È bene sottolineare che l’opinione dell’avvocato generale non vincola la Corte, Il compito di Jacobs consiste nel proporre alla Corte, in piena indipendenza, una soluzione giuridica per la causa per la quale è stato designato. È altresì altrettanto noto che i giudici della Corte di Giustizia europea tengono in alta considerazione i pareri dell’avvocato generale e che, molto spesso, seguono le sue indicazioni. La sentenza è attesa tra circa sette mesi.

“Ho incaricato i miei uffici di studiare il parere dell’Avvocato generale presso la Corte di Giustizia – informa il Ministro Alemanno- al fine di verificare gli strumenti giuridici da mettere in atto in sede comunitaria e nazionale, per non perdere il diritto di utilizzare le denominazioni Tocai. Il Tocai rappresenta una denominazione fortemente radicata nell’economia friulana, profondamente legata al suo territorio ed alle tradizioni culturali ed economiche degli operatori friulani. Accanto alle forme di iniziativa legale intendiamo ribadire alla Commissione europea la necessità di applicare in maniera adeguata le conclusioni del Consiglio dei Ministri dell’Unione Europea del dicembre 2002, che aveva impegnato l’esecutivo comunitario a proporre le soluzioni idonee per assicurare adeguata tutela ai produttori interessati. Riteniamo, infine, utile continuare ad esplorare con il Governo ungherese tutte le possibili ipotesi di collaborazione finalizzate a promuovere le due diverse produzioni di Tocai friulano e di Tokaj ungherese”.
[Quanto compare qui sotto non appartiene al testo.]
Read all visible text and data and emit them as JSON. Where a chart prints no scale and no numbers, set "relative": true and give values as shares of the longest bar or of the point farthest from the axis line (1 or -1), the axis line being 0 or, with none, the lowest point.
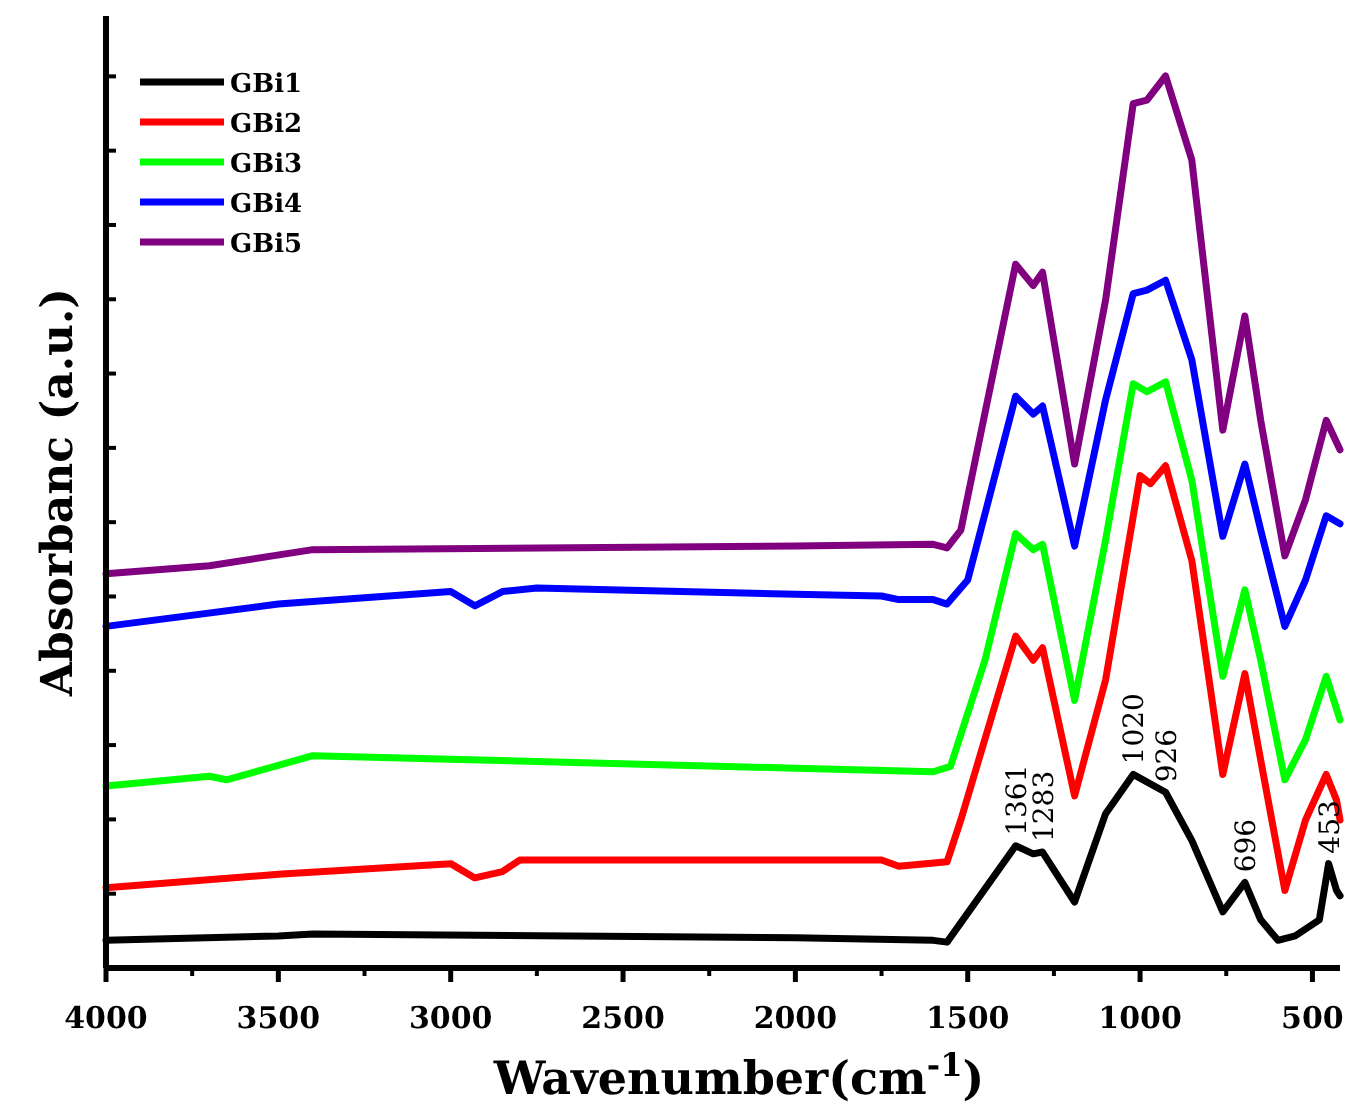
{
  "chart_data": {
    "type": "line",
    "relative": true,
    "xlabel": "Wavenumber(cm$^{-1}$)",
    "ylabel": "Absorbanc (a.u.)",
    "xlim": [
      4000,
      420
    ],
    "xticks": [
      4000,
      3500,
      3000,
      2500,
      2000,
      1500,
      1000,
      500
    ],
    "legend": "top left",
    "line_style": "solid",
    "marker": "none",
    "grid": false,
    "series": [
      {
        "name": "GBi1",
        "color": "#000000",
        "x": [
          4000,
          3500,
          3400,
          2000,
          1600,
          1560,
          1361,
          1310,
          1283,
          1190,
          1100,
          1020,
          926,
          850,
          760,
          696,
          650,
          600,
          550,
          480,
          453,
          430,
          420
        ],
        "values": [
          0.031,
          0.036,
          0.038,
          0.034,
          0.031,
          0.029,
          0.137,
          0.128,
          0.13,
          0.074,
          0.173,
          0.217,
          0.197,
          0.143,
          0.063,
          0.096,
          0.054,
          0.031,
          0.036,
          0.054,
          0.117,
          0.087,
          0.081
        ]
      },
      {
        "name": "GBi2",
        "color": "#ff0000",
        "x": [
          4000,
          3500,
          3000,
          2930,
          2850,
          2800,
          2000,
          1750,
          1700,
          1560,
          1520,
          1361,
          1310,
          1283,
          1190,
          1100,
          1000,
          970,
          926,
          850,
          760,
          696,
          650,
          580,
          520,
          460,
          430,
          420
        ],
        "values": [
          0.09,
          0.105,
          0.117,
          0.101,
          0.108,
          0.121,
          0.121,
          0.121,
          0.114,
          0.119,
          0.166,
          0.372,
          0.345,
          0.359,
          0.193,
          0.323,
          0.552,
          0.543,
          0.563,
          0.457,
          0.217,
          0.33,
          0.233,
          0.087,
          0.166,
          0.217,
          0.188,
          0.166
        ]
      },
      {
        "name": "GBi3",
        "color": "#00ff00",
        "x": [
          4000,
          3700,
          3650,
          3400,
          2000,
          1600,
          1550,
          1450,
          1361,
          1310,
          1283,
          1190,
          1100,
          1020,
          980,
          926,
          850,
          760,
          696,
          650,
          580,
          520,
          460,
          420
        ],
        "values": [
          0.204,
          0.215,
          0.211,
          0.238,
          0.224,
          0.22,
          0.226,
          0.345,
          0.487,
          0.469,
          0.475,
          0.3,
          0.48,
          0.655,
          0.646,
          0.657,
          0.547,
          0.327,
          0.424,
          0.345,
          0.211,
          0.256,
          0.327,
          0.278
        ]
      },
      {
        "name": "GBi4",
        "color": "#0000ff",
        "x": [
          4000,
          3500,
          3000,
          2930,
          2850,
          2750,
          2000,
          1750,
          1700,
          1600,
          1560,
          1500,
          1361,
          1310,
          1283,
          1190,
          1100,
          1020,
          980,
          926,
          850,
          760,
          696,
          650,
          580,
          520,
          460,
          420
        ],
        "values": [
          0.383,
          0.408,
          0.422,
          0.406,
          0.422,
          0.426,
          0.419,
          0.417,
          0.413,
          0.413,
          0.408,
          0.435,
          0.641,
          0.621,
          0.63,
          0.473,
          0.637,
          0.756,
          0.76,
          0.771,
          0.682,
          0.484,
          0.565,
          0.491,
          0.383,
          0.435,
          0.507,
          0.498
        ]
      },
      {
        "name": "GBi5",
        "color": "#800080",
        "x": [
          4000,
          3700,
          3400,
          2000,
          1600,
          1560,
          1520,
          1361,
          1310,
          1283,
          1190,
          1100,
          1020,
          980,
          926,
          850,
          760,
          696,
          650,
          580,
          520,
          460,
          420
        ],
        "values": [
          0.442,
          0.451,
          0.469,
          0.473,
          0.475,
          0.471,
          0.491,
          0.789,
          0.765,
          0.78,
          0.565,
          0.749,
          0.969,
          0.973,
          1,
          0.906,
          0.603,
          0.731,
          0.614,
          0.462,
          0.525,
          0.614,
          0.581
        ]
      }
    ],
    "annotations": [
      {
        "text": "1361",
        "x": 1361,
        "y": 0.137
      },
      {
        "text": "1283",
        "x": 1283,
        "y": 0.13
      },
      {
        "text": "1020",
        "x": 1020,
        "y": 0.217
      },
      {
        "text": "926",
        "x": 926,
        "y": 0.197
      },
      {
        "text": "696",
        "x": 696,
        "y": 0.096
      },
      {
        "text": "453",
        "x": 453,
        "y": 0.117
      }
    ]
  }
}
Intanto si affaccia il Tokai australiano
L'Italia, raccogliendo un'analoga sollecitazione da parte dell'Ungheria, ”si è decisamente schierata contro il negoziato che l'Ue ha avviato con l'Australia per il riconoscimento dell'indicazione geografica del vino Tokai prodotto in Australia”. Lo ha dichiarato il sottosegretario alle politiche agricole e forestali Paolo Scarpa Bonazza, a margine dei lavori del Consiglio dei ministri dell'agricoltura e della pesca dell'Ue a Bruxelles. Il riconoscimento dell'indicazione geografica per il vino Tokai prodotto in Australia, oggetto di un negoziato tra questo paese e l'Unione europea, rappresenterebbe per Scarpa Bonazza un paradosso inaccettabile visto che l'utilizzo dell'indicazione geografica viene negato all'Italia sulla base di un equivoco evidente riferito a due tipi di vino completamente diversi. Per il sottosegretario difficilmente si riuscirebbe a spiegare questa situazione ai produttori italiani, veneti, friulani e trentini.
''Sulla posizione dell'Italia - ha concluso Scarpa Bonazza - si sono dichiarati d'accordo Germania, Slovacchia, Austria, Portogallo, Spagna e Francia''.
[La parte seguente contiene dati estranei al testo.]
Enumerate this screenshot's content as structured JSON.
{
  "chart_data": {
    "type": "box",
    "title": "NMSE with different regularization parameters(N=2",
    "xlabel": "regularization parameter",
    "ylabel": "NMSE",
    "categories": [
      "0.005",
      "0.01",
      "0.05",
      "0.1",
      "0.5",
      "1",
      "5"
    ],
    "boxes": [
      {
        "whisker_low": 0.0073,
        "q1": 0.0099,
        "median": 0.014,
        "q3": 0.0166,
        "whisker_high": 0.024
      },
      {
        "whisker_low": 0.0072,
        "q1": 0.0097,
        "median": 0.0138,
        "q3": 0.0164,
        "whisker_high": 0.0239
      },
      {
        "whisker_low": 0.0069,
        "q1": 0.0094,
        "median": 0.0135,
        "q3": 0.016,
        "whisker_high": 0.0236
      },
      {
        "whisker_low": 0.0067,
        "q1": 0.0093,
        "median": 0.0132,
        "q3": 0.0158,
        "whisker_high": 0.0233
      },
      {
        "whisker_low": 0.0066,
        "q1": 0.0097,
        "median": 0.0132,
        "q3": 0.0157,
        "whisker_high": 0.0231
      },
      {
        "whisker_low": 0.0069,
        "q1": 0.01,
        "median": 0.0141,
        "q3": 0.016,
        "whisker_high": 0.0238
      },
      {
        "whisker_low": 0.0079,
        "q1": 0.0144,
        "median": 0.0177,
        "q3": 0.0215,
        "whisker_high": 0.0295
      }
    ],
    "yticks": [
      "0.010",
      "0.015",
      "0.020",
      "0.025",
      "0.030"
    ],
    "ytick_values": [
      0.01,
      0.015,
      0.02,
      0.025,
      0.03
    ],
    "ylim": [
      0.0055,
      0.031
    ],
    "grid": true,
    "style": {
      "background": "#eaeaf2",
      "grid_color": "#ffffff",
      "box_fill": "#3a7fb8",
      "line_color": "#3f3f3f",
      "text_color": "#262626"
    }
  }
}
Marian Fischer Boel, ha espresso la sua comprensione per le preoccupazioni ungheresi, ma ha rilevato che, in base agli attuali accordi Trips, a certe condizioni, uno stato membro del Wto può utilizzare un nome per un vitigno anche se questo è riconosciuto come indicazione geografica da un altro membro. L'Australia sostiene che tali condizioni sono rispettate dal Tokai. Il commissario ha anche sottolineato che, in base alla atte legislazione comunitaria, è prevista in certe circostanze la coesistenza tra indicazioni geografiche e nomi di vitigni. Infine, Fischer Boel ha sottolineato che la bozza di accordo prevede che l'indicazione geografica ungherese “Tokaj” sia protetta in Australia, cosa che attualmente non succede. Il commissario ha detto che le discussioni con le autorità australiane stanno continuando e si è impegnata ad esaminare attentamente qualsiasi documentazione presentata dalle autorità ungheresi su questo tema.